CFD analysis of an innovative combined lift and drag (CLD) based modified Savonius water turbine

Abstract

Savonius water turbine is a popular turbine that can be used for energy extraction from free stream flows in rivers or manmade channels and also from tidal and ocean currents. The present study aims at developing a new combined lift-drag (CLD) based blade design for a conventional two-bladed Savonius water turbine. The semicircular blade is replaced with a straight blade section starting from the turbine axis and ending with an airfoil blade section at the leading edge. The blade lengths are adjusted within the overall diameter of an established conventional Savonius water turbine, taken from available literature. This innovative design is considered as the base model. The base model is then gradually modified and optimized using ANSYS Fluent 14 CFD software by considering design parameters – gap width ratio and overlap ratio.
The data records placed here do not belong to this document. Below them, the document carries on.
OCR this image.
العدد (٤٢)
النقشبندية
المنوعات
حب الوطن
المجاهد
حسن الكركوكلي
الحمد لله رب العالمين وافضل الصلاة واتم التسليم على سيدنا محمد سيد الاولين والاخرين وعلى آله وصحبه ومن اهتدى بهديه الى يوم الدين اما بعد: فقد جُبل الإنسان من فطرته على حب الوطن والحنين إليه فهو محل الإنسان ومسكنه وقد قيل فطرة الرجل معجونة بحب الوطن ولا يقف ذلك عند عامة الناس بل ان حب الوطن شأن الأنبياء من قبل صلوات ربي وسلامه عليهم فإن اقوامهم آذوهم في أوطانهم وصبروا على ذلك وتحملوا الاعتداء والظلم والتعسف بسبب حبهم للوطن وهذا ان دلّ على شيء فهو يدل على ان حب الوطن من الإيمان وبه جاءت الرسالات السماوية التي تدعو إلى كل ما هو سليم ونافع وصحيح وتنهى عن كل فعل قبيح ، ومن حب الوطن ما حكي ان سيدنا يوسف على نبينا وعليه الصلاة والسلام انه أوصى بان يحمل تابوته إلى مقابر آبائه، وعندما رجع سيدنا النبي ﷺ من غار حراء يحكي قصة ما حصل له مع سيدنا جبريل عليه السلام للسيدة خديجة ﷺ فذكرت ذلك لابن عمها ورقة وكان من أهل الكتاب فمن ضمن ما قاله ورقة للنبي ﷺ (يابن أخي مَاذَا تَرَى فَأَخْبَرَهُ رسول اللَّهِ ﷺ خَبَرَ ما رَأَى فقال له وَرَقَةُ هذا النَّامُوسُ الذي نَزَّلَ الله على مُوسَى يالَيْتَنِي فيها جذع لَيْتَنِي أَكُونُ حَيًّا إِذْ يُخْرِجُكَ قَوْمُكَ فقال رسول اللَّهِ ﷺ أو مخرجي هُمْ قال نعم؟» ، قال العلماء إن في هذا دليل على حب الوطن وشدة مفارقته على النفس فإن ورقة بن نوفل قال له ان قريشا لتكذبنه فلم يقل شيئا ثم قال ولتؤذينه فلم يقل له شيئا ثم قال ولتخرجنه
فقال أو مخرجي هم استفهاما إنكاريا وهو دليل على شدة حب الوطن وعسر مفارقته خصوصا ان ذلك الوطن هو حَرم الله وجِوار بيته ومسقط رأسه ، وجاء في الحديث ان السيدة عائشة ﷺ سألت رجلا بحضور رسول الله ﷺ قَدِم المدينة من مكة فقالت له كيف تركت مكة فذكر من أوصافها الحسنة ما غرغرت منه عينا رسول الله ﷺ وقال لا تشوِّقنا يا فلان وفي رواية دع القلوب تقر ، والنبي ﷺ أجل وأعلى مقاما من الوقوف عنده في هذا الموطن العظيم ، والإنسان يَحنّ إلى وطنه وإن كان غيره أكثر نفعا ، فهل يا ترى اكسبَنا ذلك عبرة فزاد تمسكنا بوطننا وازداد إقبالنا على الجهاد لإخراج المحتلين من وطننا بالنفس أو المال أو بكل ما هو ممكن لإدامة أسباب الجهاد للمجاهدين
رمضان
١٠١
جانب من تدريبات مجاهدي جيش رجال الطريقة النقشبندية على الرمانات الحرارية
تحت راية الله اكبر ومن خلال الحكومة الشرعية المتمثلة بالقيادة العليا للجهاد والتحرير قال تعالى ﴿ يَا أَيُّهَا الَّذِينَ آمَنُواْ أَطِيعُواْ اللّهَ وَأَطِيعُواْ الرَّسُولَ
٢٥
The evolved optimal design is then further studied for two more turbine diameters, one of which is taken from another prominent literature. All the performance analyses are carried out through flow physics study of the turbines. It has been found that the maximum coefficient of power Cp obtained for the CLD Savonius turbine is 0.284 obtained at a tip speed ratio 0.6 for an overall turbine diameter 260 mm, gap width ratio 8.45%, and overlap ratio 46.9%. The contributions of the individual blade sections on the CLD turbine performance have also been appreciated. Finally, the CLD design is compared with an established Savonius turbine design to highlight the significant importance of the present design.